À Ziad, fils de la lune et du feu
(Élégie populaire et prophétique)
Il est mort, le damné, le juste, le fou, le clairvoyant,
Celui que nul autel ne voulut,
Mais que les peuples prièrent.
Il est tombé, un matin trouble,
Et c’est Beyrouth qui saigna de ses pores ouverts,
Tandis que la mer, cette vieille amante,
Recula d’un pas, en pleurant son nom.
Ziad est mort… et c’est le monde qui boita.
Les croyants, d’un Dieu juste et sans forme,
ont pleuré l’athée au cœur rouge.
Les damnés de la terre ont dressé leurs poings,
non pour maudire, mais pour saluer,
car il parlait pour eux,
dans leur langue de misère et de pain rassis.
Il ne priait pas… mais il chantait !
Et dans ses chants, Dieu se levait, sans dogme ni temple.

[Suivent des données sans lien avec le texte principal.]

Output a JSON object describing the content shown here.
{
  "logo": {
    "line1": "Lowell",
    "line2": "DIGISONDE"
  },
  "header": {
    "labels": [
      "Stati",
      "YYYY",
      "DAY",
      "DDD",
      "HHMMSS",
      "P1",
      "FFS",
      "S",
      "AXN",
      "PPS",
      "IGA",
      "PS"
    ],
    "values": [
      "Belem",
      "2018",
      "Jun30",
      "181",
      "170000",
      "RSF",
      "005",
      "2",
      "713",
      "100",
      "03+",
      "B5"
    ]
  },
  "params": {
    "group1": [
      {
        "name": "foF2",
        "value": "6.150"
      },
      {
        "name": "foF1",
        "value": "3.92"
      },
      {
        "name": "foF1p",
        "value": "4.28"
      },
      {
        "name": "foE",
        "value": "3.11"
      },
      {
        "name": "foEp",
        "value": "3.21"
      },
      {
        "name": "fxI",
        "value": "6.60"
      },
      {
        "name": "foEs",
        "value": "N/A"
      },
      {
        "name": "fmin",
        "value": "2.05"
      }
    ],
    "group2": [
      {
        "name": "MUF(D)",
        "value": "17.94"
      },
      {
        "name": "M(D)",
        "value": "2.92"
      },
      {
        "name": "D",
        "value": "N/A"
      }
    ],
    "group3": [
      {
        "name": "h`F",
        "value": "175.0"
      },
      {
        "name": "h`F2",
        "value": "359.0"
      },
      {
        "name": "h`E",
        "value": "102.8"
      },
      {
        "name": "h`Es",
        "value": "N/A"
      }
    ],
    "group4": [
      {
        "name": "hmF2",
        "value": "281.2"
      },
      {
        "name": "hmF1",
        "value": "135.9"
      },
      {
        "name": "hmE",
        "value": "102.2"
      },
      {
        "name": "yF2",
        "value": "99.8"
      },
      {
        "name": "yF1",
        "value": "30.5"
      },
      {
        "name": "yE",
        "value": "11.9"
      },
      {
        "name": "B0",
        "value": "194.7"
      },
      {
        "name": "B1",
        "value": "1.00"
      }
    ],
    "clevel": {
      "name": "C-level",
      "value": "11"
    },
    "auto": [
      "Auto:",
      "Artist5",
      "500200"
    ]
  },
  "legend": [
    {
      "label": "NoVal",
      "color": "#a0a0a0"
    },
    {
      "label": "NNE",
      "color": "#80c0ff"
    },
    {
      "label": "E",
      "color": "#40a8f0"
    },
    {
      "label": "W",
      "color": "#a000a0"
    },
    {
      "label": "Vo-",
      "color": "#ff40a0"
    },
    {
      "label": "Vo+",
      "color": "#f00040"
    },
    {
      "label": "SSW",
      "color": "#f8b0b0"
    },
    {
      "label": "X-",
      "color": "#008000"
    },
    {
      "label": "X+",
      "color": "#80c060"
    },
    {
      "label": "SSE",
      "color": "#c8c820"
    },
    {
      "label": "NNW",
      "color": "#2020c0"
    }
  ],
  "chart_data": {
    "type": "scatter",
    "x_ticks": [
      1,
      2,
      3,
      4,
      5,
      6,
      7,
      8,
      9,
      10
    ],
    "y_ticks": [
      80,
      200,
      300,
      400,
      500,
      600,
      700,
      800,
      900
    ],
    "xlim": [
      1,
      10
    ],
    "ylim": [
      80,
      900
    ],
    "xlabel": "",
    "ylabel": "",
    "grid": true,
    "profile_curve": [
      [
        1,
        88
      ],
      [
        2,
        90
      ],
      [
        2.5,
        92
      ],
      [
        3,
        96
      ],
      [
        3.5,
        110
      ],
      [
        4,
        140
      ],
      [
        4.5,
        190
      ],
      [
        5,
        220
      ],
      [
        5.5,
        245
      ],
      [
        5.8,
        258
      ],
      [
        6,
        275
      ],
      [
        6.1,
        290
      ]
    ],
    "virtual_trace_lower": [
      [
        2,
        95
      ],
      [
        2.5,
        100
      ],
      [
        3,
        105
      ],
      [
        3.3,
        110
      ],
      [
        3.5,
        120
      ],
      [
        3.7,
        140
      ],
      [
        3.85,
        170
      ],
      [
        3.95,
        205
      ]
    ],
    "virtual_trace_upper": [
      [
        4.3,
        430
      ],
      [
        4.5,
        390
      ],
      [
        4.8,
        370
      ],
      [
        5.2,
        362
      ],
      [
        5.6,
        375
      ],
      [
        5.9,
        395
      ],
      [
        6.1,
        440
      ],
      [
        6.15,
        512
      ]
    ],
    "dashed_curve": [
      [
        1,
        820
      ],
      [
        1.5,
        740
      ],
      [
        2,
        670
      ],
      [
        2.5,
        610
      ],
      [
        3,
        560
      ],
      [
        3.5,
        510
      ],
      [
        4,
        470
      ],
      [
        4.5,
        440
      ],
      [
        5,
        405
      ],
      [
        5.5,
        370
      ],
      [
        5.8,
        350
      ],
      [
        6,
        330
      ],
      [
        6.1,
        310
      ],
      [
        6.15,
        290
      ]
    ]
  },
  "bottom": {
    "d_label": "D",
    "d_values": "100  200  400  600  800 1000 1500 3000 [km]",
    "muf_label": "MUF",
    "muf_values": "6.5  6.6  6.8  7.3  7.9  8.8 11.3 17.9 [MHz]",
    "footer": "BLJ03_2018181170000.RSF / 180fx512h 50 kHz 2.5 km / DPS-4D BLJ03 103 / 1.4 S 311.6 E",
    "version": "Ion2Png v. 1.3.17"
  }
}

Il ne portait ni croix ni sabre,
mais il savait frapper comme un prophète,
et embrasser comme une mère.
Ô mère ! Ô Veilleuse du Liban !
Toi qui enfantas le feu en donnant la note,
Toi qui veillas sur lui, ce Ziad écorché,
Toi, Feyrouz, étoile silencieuse,
Tu n’as pas perdu un fils…
Tu as rendu un poème au ciel.
Car il ne fut ni chrétien, ni musulman,
ni saint, ni martyr canonisé…
Mais il fut le frère de tous ceux qui saignent,
le voix de ceux qu’on oublie,
le poing doux de ceux qui n’ont pas de poing,
le luth du Sud, l’écho des camps,
le théâtre des affamés.
Et si Dieu existe —
ce Dieu sans Église, sans fatwa, sans Vatican,
ce Dieu qui dort dans la joue d’un enfant palestinien —
alors, il est venu lui-même accueillir Ziad,
non comme un juge,
mais comme un ami fidèle revenu d’exil.
Non, il n’était pas infidèle…
Il fut fidèle au peuple,
aux visages brûlés de Gaza,
à l’odeur du café partagé à Chatila,
à la blessure de Nabatiyé,
au rire des filles de la Hamra,
et à l’ombre de son père,
et à la lumière de ta voix, ô Feyrouz !
Ziad est mort.
Mais en vérité, il s’est élevé
dans la rumeur des tambours du Sud,
dans les silences têtus de l’exil,
dans le dernier mot d’une chanson qu’on ose encore chanter.
Et sur sa tombe…
Point de marbre.
Point de drapeau.
Seulement ces mots, gravés par un ouvrier sans toit :
« Je ne suis pas un mécréant.
Mais j’ai vu trop de croix plantées dans nos poitrines,
trop de Dieux vendus en prime time.
Moi, je croyais en la justice,
en l’amour,
et en la musique… »
🕯️
Adieu, Ziad. Que ton rire gifle encore les puissants. Et que ta mère, la lune, ne baisse jamais les yeux.